Thankfully for Cockamole, the first FRBs interrupted a disturbing vision growing in her mind. "There they are!" she said excitedly. "They finally made it!"

 

 

 

And so they came over the hill, two by two. Crabs and Wrinklepecker were whispering sweet nothings in each others's ears, while Saigon Sally was supporting Jizzard at the hip. Just David followed in orange vest, lead by Me No Engrish on a leash, while Just Helen was traipsing after One Night Only like a puppy. Just Carson and Just Jesse were taking turns wretching into the bushes.

 

 

 

"Water poisoning," Just Jesse said breathlessly. "Sleazy thought the forest was too flooded for her tastes, so she stuck to the high grounds. We were down a drink check... and it was just too much." He collapsed to the ground, and Fucker rushed to bring him a beer. 

 

 

 

"It's been raining forever," Udder Moron said in wonder. "Forty minutes and forty seconds, at least."

 

 

 

"It was madness, sheer madness," Whorifist said, turning to Primal Vagina. "I didn't know if we would survive the night. And that made me realize something. I have spent the last few years getting to know you, and each day makes me realize I couldn't imagine my life with any other person." He knelt to the ground.

 

 

 

"It's stopping!" A rainbow clad figure jumped out of the darkness. "Ooooooh.

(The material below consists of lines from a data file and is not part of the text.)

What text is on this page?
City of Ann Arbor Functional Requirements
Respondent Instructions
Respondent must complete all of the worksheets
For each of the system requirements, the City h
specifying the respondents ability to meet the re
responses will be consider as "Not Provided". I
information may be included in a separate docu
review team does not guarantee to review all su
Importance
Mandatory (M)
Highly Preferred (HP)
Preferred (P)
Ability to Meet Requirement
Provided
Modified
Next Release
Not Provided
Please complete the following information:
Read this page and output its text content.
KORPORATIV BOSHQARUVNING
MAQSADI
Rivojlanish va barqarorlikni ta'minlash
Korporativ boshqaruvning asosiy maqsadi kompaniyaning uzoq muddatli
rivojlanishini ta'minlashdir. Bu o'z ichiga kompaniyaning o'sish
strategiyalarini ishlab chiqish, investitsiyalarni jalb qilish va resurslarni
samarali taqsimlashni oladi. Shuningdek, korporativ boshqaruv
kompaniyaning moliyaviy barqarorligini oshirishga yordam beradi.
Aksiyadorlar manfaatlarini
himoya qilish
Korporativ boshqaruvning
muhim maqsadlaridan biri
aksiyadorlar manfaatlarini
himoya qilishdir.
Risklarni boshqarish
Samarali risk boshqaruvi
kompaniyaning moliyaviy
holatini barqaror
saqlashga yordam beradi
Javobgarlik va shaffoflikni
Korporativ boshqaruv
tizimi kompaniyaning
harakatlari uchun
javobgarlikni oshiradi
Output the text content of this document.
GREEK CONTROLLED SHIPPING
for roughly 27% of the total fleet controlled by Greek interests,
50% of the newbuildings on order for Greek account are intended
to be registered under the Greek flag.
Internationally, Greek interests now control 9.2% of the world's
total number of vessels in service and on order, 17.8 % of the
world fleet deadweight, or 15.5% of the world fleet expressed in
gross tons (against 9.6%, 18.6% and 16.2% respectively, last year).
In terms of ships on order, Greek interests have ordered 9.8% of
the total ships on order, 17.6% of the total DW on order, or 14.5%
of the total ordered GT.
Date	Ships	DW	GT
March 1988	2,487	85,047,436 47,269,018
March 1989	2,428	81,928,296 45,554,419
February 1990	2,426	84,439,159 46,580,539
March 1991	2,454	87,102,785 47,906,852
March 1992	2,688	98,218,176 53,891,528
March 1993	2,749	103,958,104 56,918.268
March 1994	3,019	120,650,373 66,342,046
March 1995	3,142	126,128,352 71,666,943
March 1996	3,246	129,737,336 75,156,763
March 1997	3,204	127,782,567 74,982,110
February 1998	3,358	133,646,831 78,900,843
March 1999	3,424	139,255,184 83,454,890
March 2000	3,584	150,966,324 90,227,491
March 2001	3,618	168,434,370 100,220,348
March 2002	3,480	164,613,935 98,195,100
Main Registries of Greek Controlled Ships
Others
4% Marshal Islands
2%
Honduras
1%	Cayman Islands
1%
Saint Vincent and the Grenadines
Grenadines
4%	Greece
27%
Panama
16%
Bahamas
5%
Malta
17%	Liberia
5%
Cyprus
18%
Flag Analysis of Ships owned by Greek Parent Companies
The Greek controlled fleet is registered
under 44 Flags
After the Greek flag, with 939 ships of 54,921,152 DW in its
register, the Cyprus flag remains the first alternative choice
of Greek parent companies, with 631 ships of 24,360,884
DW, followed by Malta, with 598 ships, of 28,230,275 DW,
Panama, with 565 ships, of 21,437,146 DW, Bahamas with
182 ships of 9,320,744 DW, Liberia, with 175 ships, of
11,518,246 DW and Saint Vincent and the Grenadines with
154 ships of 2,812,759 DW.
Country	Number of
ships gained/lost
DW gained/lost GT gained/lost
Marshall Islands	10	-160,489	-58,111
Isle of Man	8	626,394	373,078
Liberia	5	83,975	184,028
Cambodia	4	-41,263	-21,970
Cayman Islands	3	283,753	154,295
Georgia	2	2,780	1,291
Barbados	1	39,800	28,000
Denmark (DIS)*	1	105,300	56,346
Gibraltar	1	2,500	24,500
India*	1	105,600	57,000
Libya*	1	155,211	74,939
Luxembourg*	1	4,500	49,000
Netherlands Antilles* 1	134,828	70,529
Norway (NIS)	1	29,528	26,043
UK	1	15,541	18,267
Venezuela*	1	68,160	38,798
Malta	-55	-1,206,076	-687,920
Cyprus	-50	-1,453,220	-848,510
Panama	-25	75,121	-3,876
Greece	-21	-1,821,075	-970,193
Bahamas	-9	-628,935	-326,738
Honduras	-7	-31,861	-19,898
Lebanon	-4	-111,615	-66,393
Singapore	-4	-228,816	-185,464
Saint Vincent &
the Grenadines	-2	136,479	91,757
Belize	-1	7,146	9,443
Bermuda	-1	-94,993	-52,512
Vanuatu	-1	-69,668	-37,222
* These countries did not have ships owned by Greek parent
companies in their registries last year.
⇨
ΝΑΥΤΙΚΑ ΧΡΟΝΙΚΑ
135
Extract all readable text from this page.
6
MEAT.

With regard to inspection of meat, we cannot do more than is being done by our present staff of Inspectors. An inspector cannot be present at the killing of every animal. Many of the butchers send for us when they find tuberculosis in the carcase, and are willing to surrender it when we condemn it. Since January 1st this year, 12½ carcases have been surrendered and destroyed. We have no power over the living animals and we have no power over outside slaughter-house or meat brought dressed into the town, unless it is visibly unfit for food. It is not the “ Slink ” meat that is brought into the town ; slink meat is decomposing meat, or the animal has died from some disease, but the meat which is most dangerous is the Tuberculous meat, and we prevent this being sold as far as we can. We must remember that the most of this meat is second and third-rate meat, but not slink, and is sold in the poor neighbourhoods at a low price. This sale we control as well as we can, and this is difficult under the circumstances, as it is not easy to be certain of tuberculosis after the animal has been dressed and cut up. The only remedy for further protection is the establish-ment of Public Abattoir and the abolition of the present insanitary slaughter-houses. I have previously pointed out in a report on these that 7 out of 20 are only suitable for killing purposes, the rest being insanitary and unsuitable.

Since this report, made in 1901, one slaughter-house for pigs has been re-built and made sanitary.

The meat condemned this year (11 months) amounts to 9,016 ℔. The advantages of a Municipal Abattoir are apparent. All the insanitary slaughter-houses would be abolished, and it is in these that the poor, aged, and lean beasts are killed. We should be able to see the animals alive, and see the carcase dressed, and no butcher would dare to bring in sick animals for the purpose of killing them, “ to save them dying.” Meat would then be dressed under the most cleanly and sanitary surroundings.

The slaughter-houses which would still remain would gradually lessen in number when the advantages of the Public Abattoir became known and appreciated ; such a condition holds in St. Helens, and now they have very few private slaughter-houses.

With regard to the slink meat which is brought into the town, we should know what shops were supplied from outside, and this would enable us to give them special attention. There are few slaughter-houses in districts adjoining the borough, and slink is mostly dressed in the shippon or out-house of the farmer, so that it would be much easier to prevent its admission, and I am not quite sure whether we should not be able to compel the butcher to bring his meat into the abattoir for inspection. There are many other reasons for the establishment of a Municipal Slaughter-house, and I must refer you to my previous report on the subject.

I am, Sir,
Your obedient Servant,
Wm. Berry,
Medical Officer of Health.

He's proposing!" Just Get It Over With squealed.

 

 

 

Whorifist grinned wryly. "What she said."

 

 

 

"Of course," Primal Vagina said, accepting the ring. "But something tells me you'd been planning it for a while." Ten bottles of champagne popped in the background.

 

 

 

"A bit." He linked hands with hers.

 

 

 

"Something like that could be contagious," Douchicorn knelt in front of Twerxes, holding out a ring pop. "Did you know if you put carbon under enough pressure, it becomes a diamond?"

 

 

 

"Shove it up your ass," she said, tossing the ring over her shoulder and going over to talk to Pizza Ass.

 

 

 

Douchicorn caught it before it hit the ground. "Kinky."

 

 

 

"I guess we're not going to get to build your boat after all. It's drying up pretty quickly," Stinky Floss consoled Backside Banger. Buck Fucka patted him on the back, while Pole Her Bare handed him a beer.

 

 

 

"Yeah, I don't know what I was thinking. All of the hashers on a single boat? Lunacy," Backside Banger shrugged.

 

 

 

"You know," Haolewood thought out loud. "If you drink enough, sometimes your boat feels just like a bed." He winked at Dual Tools.

 

 

 

"The point has a man... er, the man has a point," Udder Moron took Backside Banger's arm in his. "To the on after!"

 

 

 

And so they went to the on after, and so they drank an absolute shit ton, and so they had the sweetest of vertigo-filled dreams, and only one unexpected trip to the restroom during the night per person.